Most of the time, objects are much smaller than this contrived example, so they will often SRA into registers and avoid the stack entirely… and this applies across function boundaries too, from what I’ve seen, but I haven’t put as much effort into verifying this.

coder543 · on March 31, 2022

I was addressing your statement that seemed to say class metadata is included in every language when dealing with stack variables. I trusted your earlier statements that this was definitely the case with Java/Truffle. Misunderstandings on my part are entirely possible.

Sorry I haven’t had time to read your article. It’s on my todo list for later.

chrisseaton · on March 31, 2022

> at a minimum it seems like you would need arenas for each size class

But TLABs are heterogenous by size. Objects of all sizes go in one linear allocation space. So allocating two objects next to each other is the same as allocating them both at the same time.

coder543 · on March 31, 2022

That doesn’t answer how the GC knows where the boundaries of each object are.

afiori · on March 31, 2022

No, outside special code it is impossible to know at compile time how many heap allocation a function will have.

The stack has the requirement that its size must be known at compile time for each function.

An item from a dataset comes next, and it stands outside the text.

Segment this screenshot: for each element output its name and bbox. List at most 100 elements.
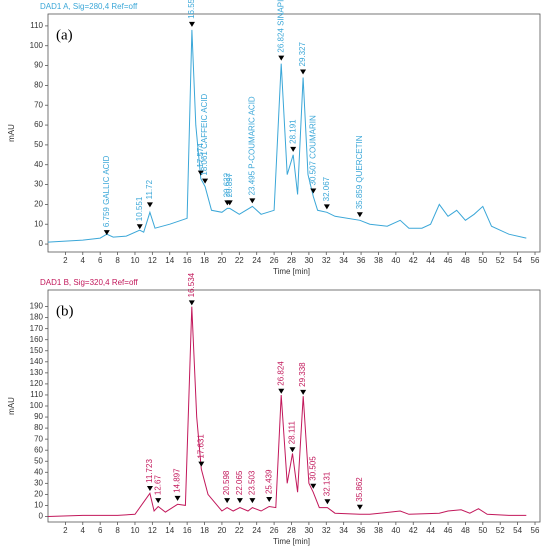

In oversimplified terms its size is going to be the sum of size_of of all the syntactically local variables.

So for example you cannot grow the stack with a long loop, because the same variable is reused over and over in all the iterations.

You can instead grow the heap as much as you want with a simple `while(true){malloc(...)}`.

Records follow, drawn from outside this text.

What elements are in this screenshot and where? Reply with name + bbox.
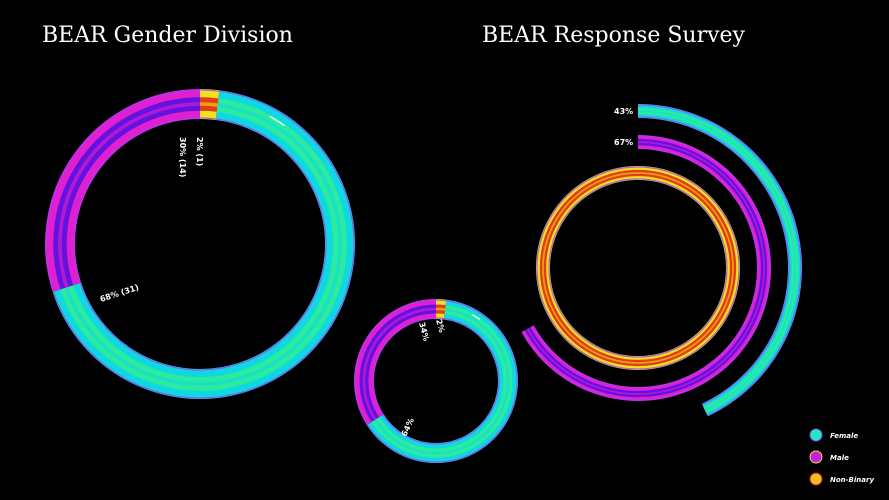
data-label-male: 34% [417,321,431,342]
donut-slice-female [52,90,355,399]
chart-title-gender: BEAR Gender Division [42,23,293,48]
legend-label-male: Male [830,454,849,462]
legend: Female Male Non-Binary [809,428,874,486]
legend-swatch-female [809,428,823,442]
highlight-streak [269,115,285,127]
donut-slice-non-binary [199,88,220,121]
legend-swatch-nonbinary [809,472,823,486]
legend-item-female: Female [809,428,858,442]
radial-bar-male [521,135,771,401]
data-label-non-binary: 2% (1) [195,137,204,166]
data-label-male: 67% [614,138,633,147]
data-label-female: 43% [614,107,633,116]
donut-slice-male [45,89,201,292]
donut-chart-gender: 68% (31) 30% (14) 2% (1) [45,88,355,399]
radial-bar-non-binary [536,166,740,370]
donut-slice-male [354,299,437,425]
data-label-non-binary: 2% [434,318,446,333]
data-label-male: 30% (14) [178,137,187,177]
legend-item-male: Male [809,450,849,464]
donut-slice-non-binary [435,299,447,320]
radial-bar-chart-response: 43% 67% [521,104,802,417]
donut-slice-female [366,299,518,463]
legend-item-nonbinary: Non-Binary [809,472,874,486]
legend-label-female: Female [830,432,858,440]
highlight-streak [471,313,481,321]
donut-chart-small: 64% 34% 2% [354,299,518,463]
chart-title-response: BEAR Response Survey [482,23,746,48]
data-label-female: 68% (31) [99,283,140,304]
legend-swatch-male [809,450,823,464]
radial-bar-female [637,104,802,417]
legend-label-nonbinary: Non-Binary [830,476,874,484]
data-label-female: 64% [400,417,416,438]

chrisseaton · on March 31, 2022

> No, outside special code it is impossible to know at compile time how many heap allocation a function will have.

Huh?

    def foo:
      return [new Object, new Object]

That'll always bump the TLAB three times. Why not bump it one time for all objects?

> The stack has the requirement that its size must be known at compile time for each function.

Also huh?

For example a local array that has a dynamic size.

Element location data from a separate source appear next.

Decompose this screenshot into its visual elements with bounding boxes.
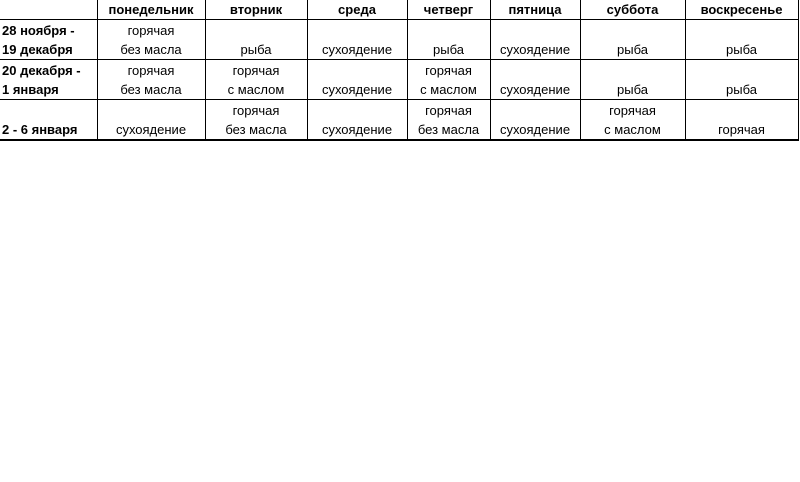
meal-line: без масла — [225, 122, 287, 137]
table-row: 20 декабря -1 января горячая без масла горя… — [0, 59, 799, 100]
header-day: среда — [306, 0, 408, 20]
meal-line: горячая — [127, 63, 175, 78]
meal-line — [410, 21, 488, 40]
meal-line — [493, 101, 578, 120]
meal-line: сухоядение — [321, 122, 393, 137]
meal-line: горячая — [127, 23, 175, 38]
meal-line: горячая — [425, 103, 472, 118]
meal-line: без масла — [120, 82, 182, 97]
table-row: 28 ноября - 19 декабря горячая без масла ры… — [0, 19, 799, 60]
meal-line: с маслом — [604, 122, 661, 137]
meal-cell: рыба — [684, 19, 799, 60]
meal-line — [310, 21, 405, 40]
meal-cell: горячая без масла — [96, 59, 206, 100]
period-line: 28 ноября - — [2, 23, 75, 38]
meal-cell: сухоядение — [489, 99, 581, 141]
meal-cell: рыба — [579, 59, 686, 100]
meal-line — [688, 61, 796, 80]
period-line: 2 - 6 января — [2, 122, 78, 137]
meal-line — [310, 61, 405, 80]
meal-line: горячая — [425, 63, 472, 78]
meal-line: сухоядение — [499, 82, 571, 97]
meal-line: рыба — [617, 82, 648, 97]
meal-line — [310, 101, 405, 120]
meal-line — [688, 101, 796, 120]
meal-line — [583, 21, 683, 40]
meal-line: сухоядение — [321, 42, 393, 57]
meal-cell: сухоядение — [489, 59, 581, 100]
period-line: 1 января — [2, 82, 59, 97]
header-row: понедельник вторник среда четверг пятница суб… — [0, 0, 799, 20]
meal-cell: рыба — [204, 19, 308, 60]
meal-line: горячая — [609, 103, 656, 118]
header-day: четверг — [406, 0, 491, 20]
meal-line: рыба — [240, 42, 272, 57]
meal-line: рыба — [617, 42, 648, 57]
meal-line — [493, 21, 578, 40]
meal-line: рыба — [433, 42, 464, 57]
meal-cell: сухоядение — [489, 19, 581, 60]
header-day: суббота — [579, 0, 686, 20]
meal-line — [208, 21, 305, 40]
meal-cell: сухоядение — [96, 99, 206, 141]
period-line: 20 декабря - — [2, 63, 81, 78]
period-cell: 2 - 6 января — [0, 99, 98, 141]
meal-cell: горячая без масла — [406, 99, 491, 141]
period-cell: 20 декабря - 1 января — [0, 59, 98, 100]
meal-cell: горячая без масла — [96, 19, 206, 60]
meal-line: горячая — [232, 63, 280, 78]
meal-cell: сухоядение — [306, 59, 408, 100]
meal-line: с маслом — [227, 82, 285, 97]
meal-cell: горячая с маслом — [579, 99, 686, 141]
meal-line: сухоядение — [499, 122, 571, 137]
header-corner — [0, 0, 98, 20]
meal-line: рыба — [726, 82, 757, 97]
meal-cell: горячая с маслом — [406, 59, 491, 100]
meal-line: горячая — [232, 103, 280, 118]
header-day: пятница — [489, 0, 581, 20]
meal-line: рыба — [726, 42, 757, 57]
meal-line: горячая — [718, 122, 765, 137]
meal-cell: сухоядение — [306, 19, 408, 60]
meal-line: без масла — [417, 122, 480, 137]
meal-line: сухоядение — [499, 42, 571, 57]
meal-cell: сухоядение — [306, 99, 408, 141]
meal-cell: рыба — [579, 19, 686, 60]
fasting-schedule-table: понедельник вторник среда четверг пятница суб… — [0, 0, 799, 141]
header-day: вторник — [204, 0, 308, 20]
meal-line: с маслом — [420, 82, 477, 97]
meal-line — [583, 61, 683, 80]
period-line: 19 декабря — [2, 42, 73, 57]
meal-cell: горячая — [684, 99, 799, 141]
meal-line — [493, 61, 578, 80]
meal-cell: рыба — [684, 59, 799, 100]
meal-cell: горячая без масла — [204, 99, 308, 141]
meal-line: без масла — [120, 42, 182, 57]
header-day: воскресенье — [684, 0, 799, 20]
meal-cell: рыба — [406, 19, 491, 60]
period-line — [2, 101, 95, 120]
meal-line: сухоядение — [321, 82, 393, 97]
header-day: понедельник — [96, 0, 206, 20]
meal-line — [100, 101, 203, 120]
period-cell: 28 ноября - 19 декабря — [0, 19, 98, 60]
table-row: 2 - 6 января сухоядение горячая без масла … — [0, 99, 799, 141]
meal-cell: горячая с маслом — [204, 59, 308, 100]
meal-line — [688, 21, 796, 40]
meal-line: сухоядение — [115, 122, 187, 137]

morelisp · on March 31, 2022

> The stack has the requirement that its size must be known at compile time for each function.

Not really. You can bump your stack pointer at any time. Even C has alloca and VLAs. In lots of languages it's dangerous and not done because you can stack overflow with horrible results, and some (but not all) performance is lost because you need to offset some loads relative to another variable value, but you can do it.

What the stack really has a requirement that any values on it will go full nasal demon after the function returns, so you'd better be absolutely certain the value can't escape - and detecting that is hard.

native_samples · on March 31, 2022

Not quite - stack is constantly being reused and thus always hot in the cache. Young gen is never hot because it's much larger and the frontier is constantly moving forwards, instead of forwards and backwards.